The characterizations of the crimes as Murder and Frustrated Murder by the Trial Court, assailed in the fifth assignment of error, are apt considering that treachery attended the commission of the crime. Without any warning, Accused-appellants attacked the victims. The latter furnished no provocation nor aggression whatsoever. ANSALE’s statement that he and LOPEZ were whipped by the victims with their belts and were thus compelled to defend themselves by retaliating, as they did, is not borne out by the evidence. In fact, it even contradicts their version that they knew nothing of the incident. So sudden and unexpected was the attack that the victims were given no chance to defend themselves. Treachery was, thus, correctly appreciated by the Trial Court.

There is merit, however, in the defense contention that ANSALE’s Statement, Exhibit "P", is inadmissible in evidence for having been taken in violation of his constitutional rights. Even the prosecution, in its Brief, agrees. Nonetheless, even discarding said Statement, there is ample evidence establishing the guilt of the accused to a moral certainty.
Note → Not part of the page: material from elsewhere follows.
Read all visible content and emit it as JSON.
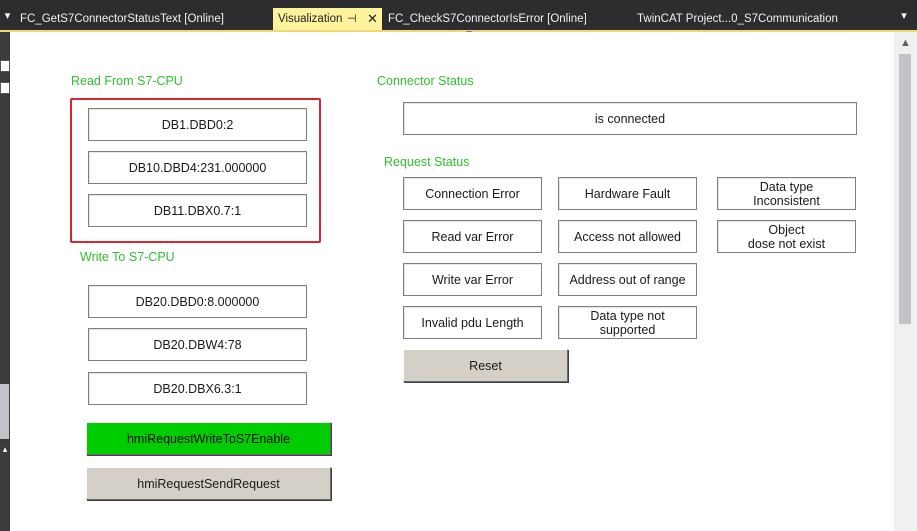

The penalties, however, will have to be modified. With the abolition of capital punishment in the 1987 Constitution, the penalty for Murder is now reclusion temporal in its maximum period to reclusion perpetua (People v. Gavarra, No. L-37673, October 30, 1987 [En Banc]; People v. Masangkay, G.R. No. 73461, October 27, 1987 [Second Division]. With no attending mitigating or aggravating circumstance, said penalty is imposable in its medium period or from eighteen (18) years, eight (8) months and one (1) day to twenty (20) years. The penalty next lower in degree for purposes of the Indeterminate Sentence Law is prision mayor, maximum, to reclusion temporal, medium, or from ten (10) years and one (1) day to seventeen (17) years and four (4) months (Article 61, parag. 3, Revised Penal Code).

In respect of the crime of Frustrated Murder, the penalty prescribed by law is prision mayor in its maximum period to reclusion temporal in its medium period. In the absence of modifying circumstances, the penalty is imposable in its medium period, or from twelve (12) years and one (1) day to fourteen (14) years and eight (8) months. The penalty next lower in degree for purposes of the Indeterminate Sentence Law is within the range of prision correccional, maximum, to prision mayor, medium, or from (4) years, two (2) months and one (1) day to ten (10) years.
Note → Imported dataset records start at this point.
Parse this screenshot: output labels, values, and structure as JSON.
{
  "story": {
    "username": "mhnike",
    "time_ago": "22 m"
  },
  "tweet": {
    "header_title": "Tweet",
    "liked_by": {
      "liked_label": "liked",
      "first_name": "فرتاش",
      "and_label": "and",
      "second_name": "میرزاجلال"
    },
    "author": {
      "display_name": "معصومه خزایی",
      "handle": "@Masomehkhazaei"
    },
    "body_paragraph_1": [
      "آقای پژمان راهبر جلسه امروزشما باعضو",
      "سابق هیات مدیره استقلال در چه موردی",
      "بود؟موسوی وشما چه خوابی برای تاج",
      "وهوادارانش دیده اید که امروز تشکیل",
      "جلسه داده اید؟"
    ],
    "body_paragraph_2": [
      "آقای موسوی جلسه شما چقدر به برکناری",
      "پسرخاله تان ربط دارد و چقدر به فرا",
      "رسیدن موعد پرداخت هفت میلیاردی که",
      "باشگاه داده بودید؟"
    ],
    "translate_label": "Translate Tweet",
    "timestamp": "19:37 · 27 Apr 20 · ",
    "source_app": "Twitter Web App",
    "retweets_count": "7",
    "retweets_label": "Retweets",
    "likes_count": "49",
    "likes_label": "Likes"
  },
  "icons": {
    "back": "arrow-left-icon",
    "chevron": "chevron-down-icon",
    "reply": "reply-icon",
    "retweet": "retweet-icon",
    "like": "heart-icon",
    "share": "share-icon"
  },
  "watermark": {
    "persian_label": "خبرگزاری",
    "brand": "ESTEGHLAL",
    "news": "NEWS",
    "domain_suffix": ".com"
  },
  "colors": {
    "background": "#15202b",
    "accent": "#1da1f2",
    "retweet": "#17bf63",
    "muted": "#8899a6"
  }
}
WHEREFORE, the appealed judgments are hereby modified as follows: 1) in Criminal Case No. Q-18861 for Murder each accused-appellant is sentenced to suffer the indeterminate penalty of ten (10) years and one (1) day of prision mayor, as minimum, to eighteen (18) years, eight (8) months and one (1) day of reclusion temporal, as maximum. The civil indemnity is increased from P12,000.00 to P30,000.00 following current jurisprudence. The amount of P4,300.00 as actual damages and P10,000.00 as moral damages are affirmed.chanrobles lawlibrary : rednad

In Criminal Case No. Q-18862 for Frustrated Murder, each accused-appellant is sentenced to suffer an indeterminate penalty of four (4) years, two (2) months and one (1) day of prision correccional, as minimum, to twelve (12) years, one (1) day of reclusion temporal, as maximum. The adjudgment of actual damages of P1,485.00, and of P3,000.00 representing loss of income is affirmed.

Costs in both cases against accused-appellants jointly.

SO ORDERED.

Yap (Chairman), Paras, Padilla and Sarmiento, JJ., concur.

Endnotes:



* Penned by Judge Eduardo C. Tutaan.